Quando levava a Dani para a casa de minha mãe, estando à espera diante o semáforo numa das avenidas principais da cidade, junto com mais uns cinquenta outros carros, uma turma de motociclistas batedores da PM surge do nada e fecha todas as vias de acesso transversais. Daí, esses guardas desmontam das motos e sacodem os braços em nossa direção, ordenando com todo tipo de frases descortezas para que acelerássemos as merdas dos carros e saíssemos dalí. No meio da perplexidade que tomou a todos nós motoristas, avançamos pelos semáforos fechados, ao que avistávamos logo em seguida mais uma série de braços uniformizados perfeitamente satisfeitos com a função delegada de ordem abrutalhada, que nos sinalizam sob o berro de vamos, desgraçados! Corre, corre! Assim que saímos para outra pista, uns 500 metros depois, vimos o motivo da urgência: uma comitiva de inúmeras viaturas escoltavam o ônibus da seleção que voltava do treino para o hotel. Estava justificado que colocassem em perigo os civis com filhos e passageiros convalescentes, em tributo à proteção dos heróis da pátria, que estavam destinados a dar o troco ao time estrangeiro que nos humilhara no ano passado na Copa.

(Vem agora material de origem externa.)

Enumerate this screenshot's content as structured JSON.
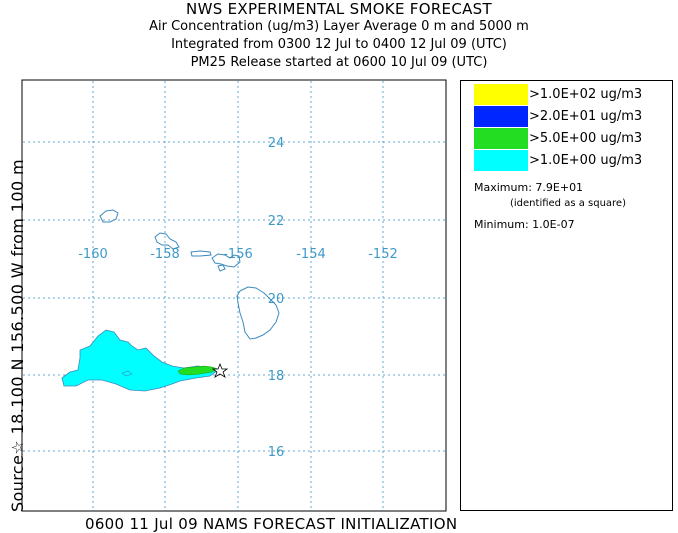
{
  "header": {
    "title": "NWS EXPERIMENTAL SMOKE FORECAST",
    "line2": "Air Concentration (ug/m3) Layer Average    0 m and  5000 m",
    "line3": "Integrated from 0300 12 Jul to 0400 12 Jul 09 (UTC)",
    "line4": "PM25 Release started at 0600 10 Jul 09 (UTC)"
  },
  "side_label": "Source☆ 18.100 N 156.500  W    from  100 m",
  "footer": "0600 11 Jul 09 NAMS FORECAST INITIALIZATION",
  "map": {
    "longitudes": [
      "-160",
      "-158",
      "-156",
      "-154",
      "-152"
    ],
    "latitudes": [
      "24",
      "22",
      "20",
      "18",
      "16"
    ],
    "grid_color": "#5fa8d3",
    "coast_color": "#3d8bbd",
    "label_color": "#3d9ac8",
    "source_marker": "star-icon"
  },
  "legend": {
    "items": [
      {
        "label": ">1.0E+02 ug/m3",
        "color": "#ffff00"
      },
      {
        "label": ">2.0E+01 ug/m3",
        "color": "#0026ff"
      },
      {
        "label": ">5.0E+00 ug/m3",
        "color": "#22dd22"
      },
      {
        "label": ">1.0E+00 ug/m3",
        "color": "#00ffff"
      }
    ],
    "maximum": "Maximum: 7.9E+01",
    "maximum_note": "(identified as a square)",
    "minimum": "Minimum: 1.0E-07"
  }
}
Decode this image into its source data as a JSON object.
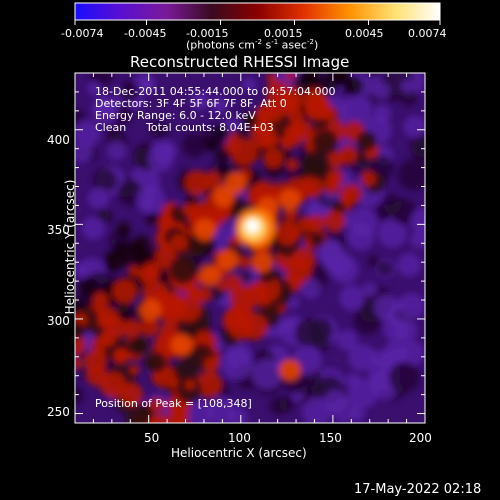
{
  "chart_data": {
    "type": "heatmap",
    "title": "Reconstructed RHESSI Image",
    "xlabel": "Heliocentric X (arcsec)",
    "ylabel": "Heliocentric Y (arcsec)",
    "xlim": [
      10,
      200
    ],
    "ylim": [
      245,
      430
    ],
    "xticks": [
      50,
      100,
      150,
      200
    ],
    "yticks": [
      250,
      300,
      350,
      400
    ],
    "grid": false,
    "colorbar": {
      "range": [
        -0.0074,
        0.0074
      ],
      "ticks": [
        -0.0074,
        -0.0045,
        -0.0015,
        0.0015,
        0.0045,
        0.0074
      ],
      "tick_labels": [
        "-0.0074",
        "-0.0045",
        "-0.0015",
        "0.0015",
        "0.0045",
        "0.0074"
      ],
      "label": "(photons cm-2 s-1 asec-2)",
      "colors": [
        "#1a0dff",
        "#5a0fd0",
        "#7a1a9a",
        "#3a0a20",
        "#8a0000",
        "#e03000",
        "#ff9000",
        "#ffe070",
        "#ffffff"
      ]
    },
    "annotations": {
      "time_range": "18-Dec-2011 04:55:44.000 to 04:57:04.000",
      "detectors": "Detectors: 3F 4F 5F 6F 7F 8F, Att 0",
      "energy_range": "Energy Range: 6.0 - 12.0 keV",
      "algorithm": "Clean",
      "total_counts": "Total counts: 8.04E+03",
      "peak": "Position of Peak = [108,348]"
    },
    "peak": {
      "x": 108,
      "y": 348
    }
  },
  "timestamp": "17-May-2022 02:18"
}
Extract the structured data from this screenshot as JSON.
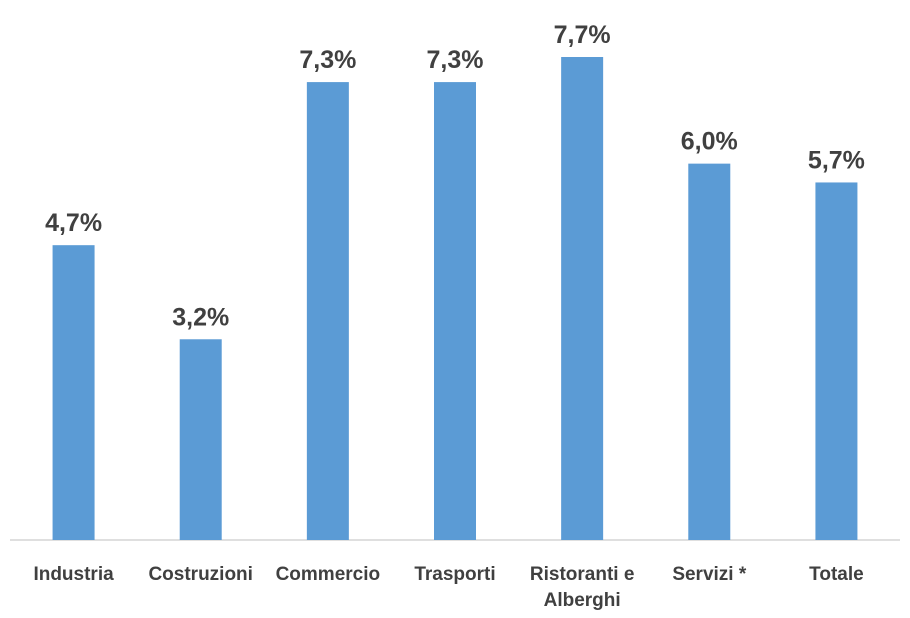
{
  "chart_data": {
    "type": "bar",
    "categories": [
      "Industria",
      "Costruzioni",
      "Commercio",
      "Trasporti",
      "Ristoranti e Alberghi",
      "Servizi *",
      "Totale"
    ],
    "values": [
      4.7,
      3.2,
      7.3,
      7.3,
      7.7,
      6.0,
      5.7
    ],
    "value_labels": [
      "4,7%",
      "3,2%",
      "7,3%",
      "7,3%",
      "7,7%",
      "6,0%",
      "5,7%"
    ],
    "color": "#5b9bd5"
  }
}
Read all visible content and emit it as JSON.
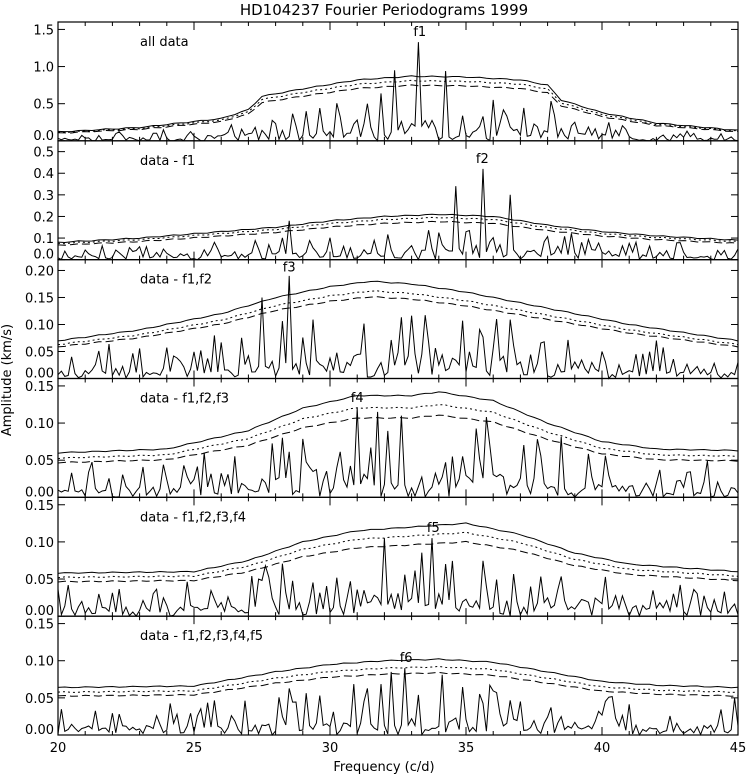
{
  "chart_data": {
    "type": "line",
    "title": "HD104237 Fourier Periodograms 1999",
    "xlabel": "Frequency (c/d)",
    "ylabel": "Amplitude (km/s)",
    "xlim": [
      20,
      45
    ],
    "x_ticks": [
      "20",
      "25",
      "30",
      "35",
      "40",
      "45"
    ],
    "panels": [
      {
        "label": "all data",
        "ylim": [
          0,
          1.6
        ],
        "y_ticks": [
          "0.0",
          "0.5",
          "1.0",
          "1.5"
        ],
        "peak_label": "f1",
        "peak_x": 33.3,
        "envelope": [
          [
            20,
            0.12
          ],
          [
            23,
            0.18
          ],
          [
            26,
            0.3
          ],
          [
            27,
            0.42
          ],
          [
            27.5,
            0.6
          ],
          [
            29,
            0.7
          ],
          [
            31,
            0.82
          ],
          [
            33,
            0.87
          ],
          [
            35,
            0.86
          ],
          [
            37,
            0.82
          ],
          [
            38,
            0.75
          ],
          [
            38.5,
            0.55
          ],
          [
            40,
            0.38
          ],
          [
            42,
            0.24
          ],
          [
            45,
            0.14
          ]
        ],
        "scales": [
          1.0,
          0.93,
          0.86
        ],
        "peaks": [
          [
            32.4,
            0.95
          ],
          [
            33.3,
            1.33
          ],
          [
            34.2,
            0.94
          ]
        ],
        "noise_base": 0.12
      },
      {
        "label": "data - f1",
        "ylim": [
          0,
          0.55
        ],
        "y_ticks": [
          "0.0",
          "0.1",
          "0.2",
          "0.3",
          "0.4",
          "0.5"
        ],
        "peak_label": "f2",
        "peak_x": 35.6,
        "envelope": [
          [
            20,
            0.08
          ],
          [
            23,
            0.1
          ],
          [
            26,
            0.13
          ],
          [
            28,
            0.15
          ],
          [
            30,
            0.18
          ],
          [
            32,
            0.2
          ],
          [
            34,
            0.21
          ],
          [
            36,
            0.2
          ],
          [
            38,
            0.16
          ],
          [
            40,
            0.13
          ],
          [
            42,
            0.11
          ],
          [
            45,
            0.09
          ]
        ],
        "scales": [
          1.0,
          0.93,
          0.84
        ],
        "peaks": [
          [
            28.5,
            0.18
          ],
          [
            34.6,
            0.34
          ],
          [
            35.6,
            0.42
          ],
          [
            36.6,
            0.3
          ]
        ],
        "noise_base": 0.09
      },
      {
        "label": "data - f1,f2",
        "ylim": [
          0,
          0.22
        ],
        "y_ticks": [
          "0.00",
          "0.05",
          "0.10",
          "0.15",
          "0.20"
        ],
        "peak_label": "f3",
        "peak_x": 28.5,
        "envelope": [
          [
            20,
            0.07
          ],
          [
            23,
            0.09
          ],
          [
            26,
            0.12
          ],
          [
            28,
            0.15
          ],
          [
            30,
            0.17
          ],
          [
            31.5,
            0.18
          ],
          [
            33,
            0.175
          ],
          [
            35,
            0.16
          ],
          [
            38,
            0.13
          ],
          [
            41,
            0.1
          ],
          [
            45,
            0.07
          ]
        ],
        "scales": [
          1.0,
          0.9,
          0.84
        ],
        "peaks": [
          [
            27.5,
            0.15
          ],
          [
            28.5,
            0.19
          ]
        ],
        "noise_base": 0.08
      },
      {
        "label": "data - f1,f2,f3",
        "ylim": [
          0,
          0.16
        ],
        "y_ticks": [
          "0.00",
          "0.05",
          "0.10",
          "0.15"
        ],
        "peak_label": "f4",
        "peak_x": 31.0,
        "envelope": [
          [
            20,
            0.06
          ],
          [
            24,
            0.065
          ],
          [
            27,
            0.09
          ],
          [
            29,
            0.12
          ],
          [
            31,
            0.137
          ],
          [
            33,
            0.137
          ],
          [
            34,
            0.142
          ],
          [
            36,
            0.13
          ],
          [
            38,
            0.1
          ],
          [
            40,
            0.075
          ],
          [
            42,
            0.065
          ],
          [
            45,
            0.063
          ]
        ],
        "scales": [
          1.0,
          0.88,
          0.78
        ],
        "peaks": [
          [
            31.0,
            0.12
          ],
          [
            31.8,
            0.115
          ],
          [
            32.6,
            0.11
          ]
        ],
        "noise_base": 0.09
      },
      {
        "label": "data - f1,f2,f3,f4",
        "ylim": [
          0,
          0.16
        ],
        "y_ticks": [
          "0.00",
          "0.05",
          "0.10",
          "0.15"
        ],
        "peak_label": "f5",
        "peak_x": 33.8,
        "envelope": [
          [
            20,
            0.058
          ],
          [
            25,
            0.06
          ],
          [
            27,
            0.075
          ],
          [
            29,
            0.1
          ],
          [
            31,
            0.115
          ],
          [
            33,
            0.12
          ],
          [
            35,
            0.125
          ],
          [
            37,
            0.11
          ],
          [
            39,
            0.085
          ],
          [
            41,
            0.07
          ],
          [
            45,
            0.06
          ]
        ],
        "scales": [
          1.0,
          0.9,
          0.8
        ],
        "peaks": [
          [
            32.0,
            0.105
          ],
          [
            33.8,
            0.105
          ]
        ],
        "noise_base": 0.09
      },
      {
        "label": "data - f1,f2,f3,f4,f5",
        "ylim": [
          0,
          0.16
        ],
        "y_ticks": [
          "0.00",
          "0.05",
          "0.10",
          "0.15"
        ],
        "peak_label": "f6",
        "peak_x": 32.8,
        "envelope": [
          [
            20,
            0.064
          ],
          [
            25,
            0.066
          ],
          [
            28,
            0.085
          ],
          [
            30,
            0.095
          ],
          [
            32,
            0.1
          ],
          [
            34,
            0.102
          ],
          [
            36,
            0.098
          ],
          [
            38,
            0.085
          ],
          [
            40,
            0.072
          ],
          [
            42,
            0.067
          ],
          [
            45,
            0.064
          ]
        ],
        "scales": [
          1.0,
          0.9,
          0.82
        ],
        "peaks": [
          [
            32.2,
            0.085
          ],
          [
            32.8,
            0.09
          ]
        ],
        "noise_base": 0.07
      }
    ]
  }
}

A coisa que mais impressionara um amigo meu de um livro que eu lhe emprestara de Nooteboom foi da extrema disciplina civil dos escandinavos. Diante um semáforo fechado, numa rua deserta e sob uma frio de 20 graus negativos, o motorista esperava diligentemente que o sinal mudasse para o verde, o permitindo seguir pela via. Desde então eu resolvi me tornar um motorista holandês, pronto a me humilhar diante à pressa desarroada. Mas houve momentos de delicada adstringência, que permitiu um substancial raio de luz em meu coração apreensivo. Um motorista de ônibus coletivo me dera passagem, ao me ver emparedado diante uma caçamba de construção, em plena hora do rush. E também outras vezes caminhonetas, caminhões, motociclistas. Exceções que me inundavam de um indefinível orgulho. E houve a equipe médica que tratou da Dani, com o cirurgião chefe paternalmente zeloso e atencioso, o anestesista que nos veio visitar uma série de vezes, mesmo tendo vencido em muito o horário do plantão. E houve aquele sorriso que me pareceu deliciosamente transloucado da enfermeira que veio levar a Dani à sala de cirurgia, e sua piadinha deliciosamente sem graça e incompreensível que, contudo, iluminou todo o dia com uma visível esperança, e que me fez pensar alto para minha irmã que nos acompanhava: queira Deus que a nossa Júlia também cresça assim.